Bug 2025651 - startx fails to start X with the latest glibc in rawhide, xfree86 call to iopl fails. 20211121
Summary: startx fails to start X with the latest glibc in rawhide, xfree86 call to iop...
Keywords:
Status: CLOSED WORKSFORME
Alias: None
Product: Fedora
Classification: Fedora
Component: kernel
Version: rawhide
Hardware: Unspecified
OS: Unspecified
unspecified
unspecified
Target Milestone: ---
Assignee: Kernel Maintainer List
QA Contact: Fedora Extras Quality Assurance
URL:
Whiteboard:
Depends On:
Blocks:
TreeView+ depends on / blocked
 
Reported: 2021-11-22 17:03 UTC by stan
Modified: 2021-12-23 18:04 UTC (History)
31 users (show)

Fixed In Version:
Clone Of:
Environment:
Last Closed: 2021-12-23 18:04:14 UTC
Type: Bug
Embargoed:


Attachments (Terms of Use)
These are the packagse that were updated just before the error happened. (25.17 KB, text/plain)
2021-11-22 17:05 UTC, stan
no flags Details
This is the complete xorg log file that ended with the backtrace from a segmentation fault. (15.79 KB, text/plain)
2021-11-25 17:09 UTC, stan
no flags Details

Description stan 2021-11-22 17:03:46 UTC
Description of problem:  After the updates yesterday in rawhide, I cannot use startx to start an LXDE session.  So, I update from multiuser using dnf.  There had been no updates to rawhide for many days, and 20211121 saw 271 updates, 775 MB.  After the update completed, I used the script that I have used for many years to start LXDE.  It failed.
The command that is causing the lockup is
startx -- vt10
with
exec startlxde 
in ~/.Xclients

The error is 
xf86EnableIOPorts: failed to set IOPL for I/O (Operation not permitted)

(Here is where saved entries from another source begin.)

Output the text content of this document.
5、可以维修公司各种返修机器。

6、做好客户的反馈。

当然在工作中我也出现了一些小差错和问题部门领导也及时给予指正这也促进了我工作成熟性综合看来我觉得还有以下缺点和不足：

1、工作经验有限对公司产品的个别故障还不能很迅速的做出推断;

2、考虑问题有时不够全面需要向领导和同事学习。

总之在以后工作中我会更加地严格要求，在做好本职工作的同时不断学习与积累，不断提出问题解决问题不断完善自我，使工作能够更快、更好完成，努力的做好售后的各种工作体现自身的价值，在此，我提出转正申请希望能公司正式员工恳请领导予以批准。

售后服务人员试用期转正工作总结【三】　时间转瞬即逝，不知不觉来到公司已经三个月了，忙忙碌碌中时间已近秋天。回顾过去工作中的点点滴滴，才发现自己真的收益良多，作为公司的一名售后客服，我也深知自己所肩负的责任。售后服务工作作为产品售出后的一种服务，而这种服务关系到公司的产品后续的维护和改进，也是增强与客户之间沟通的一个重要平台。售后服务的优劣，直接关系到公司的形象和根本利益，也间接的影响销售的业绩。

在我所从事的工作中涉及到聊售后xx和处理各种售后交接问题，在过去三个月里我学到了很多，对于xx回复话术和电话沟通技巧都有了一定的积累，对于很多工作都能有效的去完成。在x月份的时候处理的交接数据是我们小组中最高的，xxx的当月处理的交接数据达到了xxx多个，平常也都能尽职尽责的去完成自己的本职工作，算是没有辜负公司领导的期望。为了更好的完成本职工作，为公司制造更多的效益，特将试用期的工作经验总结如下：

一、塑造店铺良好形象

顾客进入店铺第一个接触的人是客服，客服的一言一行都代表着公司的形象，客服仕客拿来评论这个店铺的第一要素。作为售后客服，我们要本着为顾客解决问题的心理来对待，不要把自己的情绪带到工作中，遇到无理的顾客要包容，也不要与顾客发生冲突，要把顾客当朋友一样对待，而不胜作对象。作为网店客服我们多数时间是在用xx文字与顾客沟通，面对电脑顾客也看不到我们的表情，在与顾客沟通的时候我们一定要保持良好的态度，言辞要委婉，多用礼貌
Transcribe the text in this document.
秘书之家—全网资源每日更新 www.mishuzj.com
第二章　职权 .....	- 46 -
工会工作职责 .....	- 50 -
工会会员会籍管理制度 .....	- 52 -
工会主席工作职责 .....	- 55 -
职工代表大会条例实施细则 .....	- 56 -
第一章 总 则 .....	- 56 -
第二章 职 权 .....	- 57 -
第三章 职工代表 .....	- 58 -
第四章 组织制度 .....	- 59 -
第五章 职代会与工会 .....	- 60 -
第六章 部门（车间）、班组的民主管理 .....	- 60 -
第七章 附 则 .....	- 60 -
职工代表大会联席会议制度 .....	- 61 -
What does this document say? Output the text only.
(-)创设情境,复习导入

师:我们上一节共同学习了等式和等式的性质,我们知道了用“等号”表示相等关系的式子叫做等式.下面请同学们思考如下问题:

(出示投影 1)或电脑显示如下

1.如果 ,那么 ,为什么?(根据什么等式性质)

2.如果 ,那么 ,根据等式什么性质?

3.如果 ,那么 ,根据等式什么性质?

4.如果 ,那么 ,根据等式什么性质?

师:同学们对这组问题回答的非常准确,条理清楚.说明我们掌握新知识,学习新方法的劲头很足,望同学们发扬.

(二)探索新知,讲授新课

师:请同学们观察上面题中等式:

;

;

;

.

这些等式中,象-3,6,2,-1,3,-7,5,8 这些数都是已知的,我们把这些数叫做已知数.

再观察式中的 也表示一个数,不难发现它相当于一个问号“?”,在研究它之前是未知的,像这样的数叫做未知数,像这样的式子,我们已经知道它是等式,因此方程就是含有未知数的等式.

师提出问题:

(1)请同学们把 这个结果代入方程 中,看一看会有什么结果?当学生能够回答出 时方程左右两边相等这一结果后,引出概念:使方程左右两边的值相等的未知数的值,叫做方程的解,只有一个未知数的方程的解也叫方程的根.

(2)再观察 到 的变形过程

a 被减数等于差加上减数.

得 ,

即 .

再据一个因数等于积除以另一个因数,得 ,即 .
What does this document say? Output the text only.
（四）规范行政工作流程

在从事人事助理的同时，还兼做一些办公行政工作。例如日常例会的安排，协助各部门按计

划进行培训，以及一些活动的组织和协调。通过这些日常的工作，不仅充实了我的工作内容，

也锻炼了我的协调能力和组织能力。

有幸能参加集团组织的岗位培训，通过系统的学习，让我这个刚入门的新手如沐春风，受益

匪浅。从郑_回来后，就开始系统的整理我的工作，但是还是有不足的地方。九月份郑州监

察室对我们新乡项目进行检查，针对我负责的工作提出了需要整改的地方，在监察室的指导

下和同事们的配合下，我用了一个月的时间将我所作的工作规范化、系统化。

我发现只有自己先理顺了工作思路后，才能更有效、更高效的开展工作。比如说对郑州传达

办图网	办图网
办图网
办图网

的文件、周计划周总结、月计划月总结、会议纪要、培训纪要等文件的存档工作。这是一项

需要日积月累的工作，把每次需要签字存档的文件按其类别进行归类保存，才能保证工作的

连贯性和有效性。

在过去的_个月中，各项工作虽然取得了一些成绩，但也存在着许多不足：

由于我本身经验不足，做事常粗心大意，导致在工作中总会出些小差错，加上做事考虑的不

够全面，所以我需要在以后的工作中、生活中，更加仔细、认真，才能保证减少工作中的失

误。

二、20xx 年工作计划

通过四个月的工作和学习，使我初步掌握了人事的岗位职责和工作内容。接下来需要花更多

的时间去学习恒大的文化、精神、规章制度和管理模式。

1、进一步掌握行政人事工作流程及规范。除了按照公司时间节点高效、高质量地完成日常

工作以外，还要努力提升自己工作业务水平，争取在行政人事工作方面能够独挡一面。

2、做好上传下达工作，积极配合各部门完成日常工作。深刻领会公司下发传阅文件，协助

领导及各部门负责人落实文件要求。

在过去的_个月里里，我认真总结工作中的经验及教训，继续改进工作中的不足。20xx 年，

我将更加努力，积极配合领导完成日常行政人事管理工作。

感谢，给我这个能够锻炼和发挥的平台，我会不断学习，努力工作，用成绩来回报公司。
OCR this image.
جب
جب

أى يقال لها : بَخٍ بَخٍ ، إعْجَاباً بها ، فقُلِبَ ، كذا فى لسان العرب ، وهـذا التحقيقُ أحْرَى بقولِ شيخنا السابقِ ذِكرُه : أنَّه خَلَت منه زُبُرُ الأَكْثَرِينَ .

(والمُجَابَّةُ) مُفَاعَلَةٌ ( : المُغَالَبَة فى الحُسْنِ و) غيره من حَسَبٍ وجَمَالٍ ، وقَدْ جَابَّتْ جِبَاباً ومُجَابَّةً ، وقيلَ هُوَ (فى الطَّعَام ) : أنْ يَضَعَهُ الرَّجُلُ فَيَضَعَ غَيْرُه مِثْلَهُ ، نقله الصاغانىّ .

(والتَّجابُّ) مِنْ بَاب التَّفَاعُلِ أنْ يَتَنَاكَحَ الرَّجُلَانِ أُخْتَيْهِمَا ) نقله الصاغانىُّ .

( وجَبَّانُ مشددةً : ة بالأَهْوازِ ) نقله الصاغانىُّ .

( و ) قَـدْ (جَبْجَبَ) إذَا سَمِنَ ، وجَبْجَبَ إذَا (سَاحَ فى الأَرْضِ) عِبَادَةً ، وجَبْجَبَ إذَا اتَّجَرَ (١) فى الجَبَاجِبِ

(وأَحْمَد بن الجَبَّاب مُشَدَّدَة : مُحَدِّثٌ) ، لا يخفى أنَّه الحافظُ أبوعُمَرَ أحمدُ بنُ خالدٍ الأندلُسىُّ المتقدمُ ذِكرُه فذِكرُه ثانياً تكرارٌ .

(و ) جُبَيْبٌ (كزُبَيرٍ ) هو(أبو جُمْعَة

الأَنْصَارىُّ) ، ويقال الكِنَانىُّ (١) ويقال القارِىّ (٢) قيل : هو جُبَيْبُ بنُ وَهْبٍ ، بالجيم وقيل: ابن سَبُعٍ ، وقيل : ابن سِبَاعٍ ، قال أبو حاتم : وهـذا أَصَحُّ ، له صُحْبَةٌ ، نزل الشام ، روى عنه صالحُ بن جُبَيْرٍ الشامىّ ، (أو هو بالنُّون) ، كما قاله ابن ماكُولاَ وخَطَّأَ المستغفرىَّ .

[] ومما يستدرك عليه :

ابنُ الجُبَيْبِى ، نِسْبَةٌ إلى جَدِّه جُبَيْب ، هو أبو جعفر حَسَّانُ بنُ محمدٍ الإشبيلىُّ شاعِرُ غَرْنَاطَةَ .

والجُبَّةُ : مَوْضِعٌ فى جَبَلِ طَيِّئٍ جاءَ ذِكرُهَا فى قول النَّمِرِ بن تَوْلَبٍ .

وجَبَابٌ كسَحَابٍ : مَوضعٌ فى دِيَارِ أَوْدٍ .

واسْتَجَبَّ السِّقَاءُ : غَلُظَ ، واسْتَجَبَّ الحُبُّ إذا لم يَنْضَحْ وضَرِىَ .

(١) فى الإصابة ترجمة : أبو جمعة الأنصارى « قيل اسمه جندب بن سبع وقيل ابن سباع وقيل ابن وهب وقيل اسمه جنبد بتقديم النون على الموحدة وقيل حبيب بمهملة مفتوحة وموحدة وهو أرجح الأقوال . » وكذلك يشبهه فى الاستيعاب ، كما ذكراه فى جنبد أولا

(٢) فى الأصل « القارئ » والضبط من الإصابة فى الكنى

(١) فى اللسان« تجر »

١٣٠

Version-Release number of selected component (if applicable):
xorg-x11-server 1.20.11-2.fc35
I have since downloaded the src.rpm and rebuilt and re-installed the package on rawhide without any change.

How reproducible:
every time


Steps to Reproduce:
1. Update rawhide to latest available packages
2. Try to start X with the above command
3. Error.

I tried starting Gnome and KDE with startx, and both failed also.

Actual results:
*** Replacing existing ~/.Xclients or creating new one.
Starting X with LXDE...
xauth:  file /home/stan/.serverauth.3347 does not exist
xauth: (stdin):2:  unknown command "0a4862ba6b1a93c3728819b71229a730"


X.Org X Server 1.20.11
X Protocol Version 11, Revision 0
Build Operating System:  5.12.13-300.fc34.x86_64
Current Operating System: Linux fedora 5.15.0-60.20211107.fc36.x86_64 #1 SMP PREEMPT Sun Nov 7 08:47:47 MST 2021 x86_64
Kernel command line: BOOT_IMAGE=/boot/vmlinuz-5.15.0-60.20211107.fc36.x86_64 root=/dev/sdb10
Build Date: 23 July 2021  12:00:00AM
Build ID: xorg-x11-server 1.20.11-2.fc35
Current version of pixman: 0.40.0
        Before reporting problems, check http://wiki.x.org
                to make sure that you have the latest version.
                Markers: (--) probed, (**) from config file, (==) default setting,
                        (++) from command line, (!!) notice, (II) informational,
                                (WW) warning, (EE) error, (NI) not implemented, (??) unknown.
                                (==) Log file: "/home/stan/.local/share/xorg/Xorg.0.log", Time: Sun Nov 21 10:52:24 2021
                                (==) Using config directory: "/etc/X11/xorg.conf.d"
                                (==) Using system config directory "/usr/share/X11/xorg.conf.d"
                                xf86EnableIOPorts: failed to set IOPL for I/O (Operation not permitted)(II) [KMS] Kernel modesetting enabled.xinit: giving up
                                                                                                                                                             xinit: unable to connect to X server: Connection refused
                                                                                                                                                                                                                                                                                                                                                  xinit:
                                                                                                                                                                                                                                                                                                                                                  server
                                                                                                                                                                                                                                                                                                                                                  error

Expected results:
X starts

Additional info:

From hw/xfree86/os-support/linux/lnx_video.c

<code>

static Bool
hwEnableIO(void)
{
    if (ioperm(0, 1024, 1) || iopl(3)) {
        ErrorF("xf86EnableIOPorts: failed to set IOPL for I/O (%s)\n",
               strerror(errno));
        return FALSE;
    }
#if !defined(__alpha__)
    /* XXX: this is actually not trapping anything because of iopl(3)
     * above */
    ioperm(0x40, 4, 0);         /* trap access to the timer chip */
    ioperm(0x60, 4, 0);         /* trap access to the keyboard
controller */ #endif

    return TRUE;
}

</code>

The iopl call is from <sys/io.h> in glibc.  So is the ioperm call.
Since glibc was updated just before the problem, it is a good place to
start.  It might be that something else has disallowed permissions for
this call.  The man page says it is 

iopl() changes the I/O privilege level of the calling process, as
specified by the two least significant bits in level.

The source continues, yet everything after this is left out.